Revision as of 08:55, 28 September 2022

Selection bias in clinical sciences is a draft programming task. It is not yet considered ready to be promoted as a complete task, for reasons that should be found in its talk page.

In epidemiology, retrospective analyses have well-known limitations compared to prospective studies.

One such limitation is the occurrence of selection bias in the choice of subjects between treated and untreated groups about whom the data is collected. For example, a treatment may have only been given to persons who were less severely ill, which would bias the results in favor of such subjects appearing to have done better because of the treatment when the biased group is then compared to those who who did not receive the study treatment. Or, in a retrospective study, there may a choice to place subjects in a particular study group using a method which is inadvertently biased by the outcome being measured. Creating a programming example of a simulation of such selection bias in the design of a retrospective study is the topic of this task.

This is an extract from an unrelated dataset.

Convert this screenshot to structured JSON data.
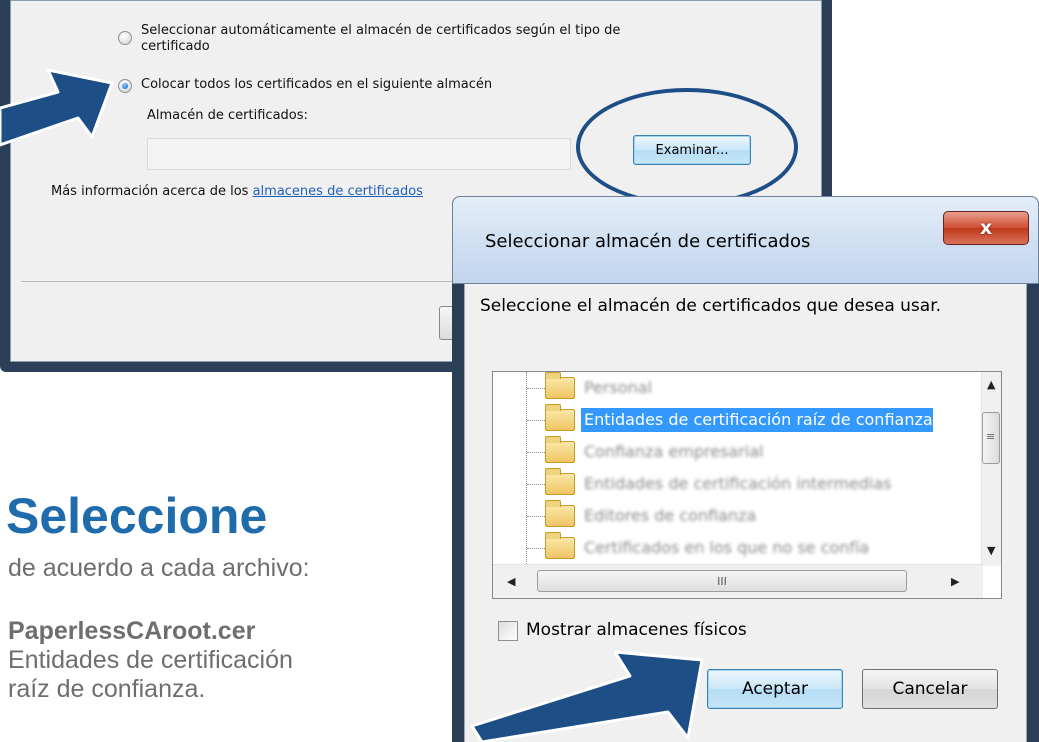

The genuine, historical example approximated in this task is of a study done of persons who, over a course of 180 days, may or may not have become infected with Covid-19. Prior to becoming ill, these subjects may or may not have taken an available medication, which was usually taken in doses of 3, 6, or 9 mg daily. The historical study divided its subjects into three groups based on their cumulative dosage of the study medication:

  • Group UNTREATED were those who did not take the study medication at all before they got Covid-19, including those who exited the study period without Covid-19 and having never taken the study medication.
  • Group IRREGULAR is those who took the study medication but whose cumulative dose was less than 100 mg before they either came down with Covid-19 during the study or the study period ended.
  • Group REGULAR is those who took >= 100 mg of the study medication either before thay came down with Covid-19 or took >= 100 mg by the end of the study and never became infected during the study.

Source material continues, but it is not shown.